Sie lieben es, mich zu hassen. Sie hassen alles an mir. Genau wie bei einem Konzert? Dass Pfannkuchen sich jemals in der Nähe von lebendiger Musik aufgehalten hat, die nicht in die Kategorie Schlagerfestival fällt, ist kaum vorstellbar. Mein Tipp wäre, dass er Oldie-Sender hört und bei Werbesongs für das perfekte Familienauto mitsingt.
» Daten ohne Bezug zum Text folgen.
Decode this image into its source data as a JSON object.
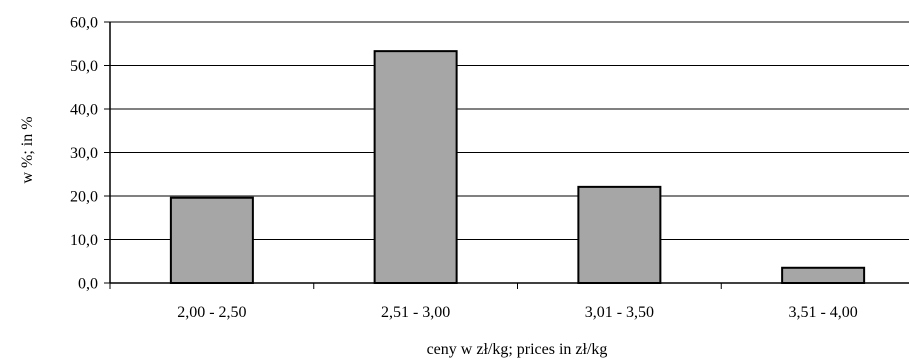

Vor neun Monaten, eine Woche, nachdem es passiert war, gab es Krawalle in Djursholm. Ein paar Jungs nahmen die U-Bahn nach Mörby, stiegen um in den Bus 606 und fuhren alle acht Stationen bis Djursholms torg. Um »es den Arschlöchern zu zeigen!« oder, wie es die Wortgewandten unter ihnen formulierten, »den verdammten Snobs«. Vorortkrawalle spielen sich normalerweise in den eher heruntergekommenen Heimatvierteln der Gangs ab, zwischen den Wohnsilos der Siebziger, den Jugendzentren mit ihren Ex-Junkies, die dort als »Sozialarbeiter« und »Streetworker« arbeiten, weil kein normaler Arbeitgeber sie mit der Kneifzange anfassen würde. Und wenn in der Zeitung steht, dass »die Vorstädte brennen«, dann sind damit tiefergelegte Schrottkarren mit Wunderbäumen und abgelaufener Zulassung gemeint und keine vollkaskoversicherten Leasingwagen, die der Firma gehören und sofort ausgetauscht werden, wenn auch nur der Seitenspiegel wackelt. Aber dieses Mal war es anders.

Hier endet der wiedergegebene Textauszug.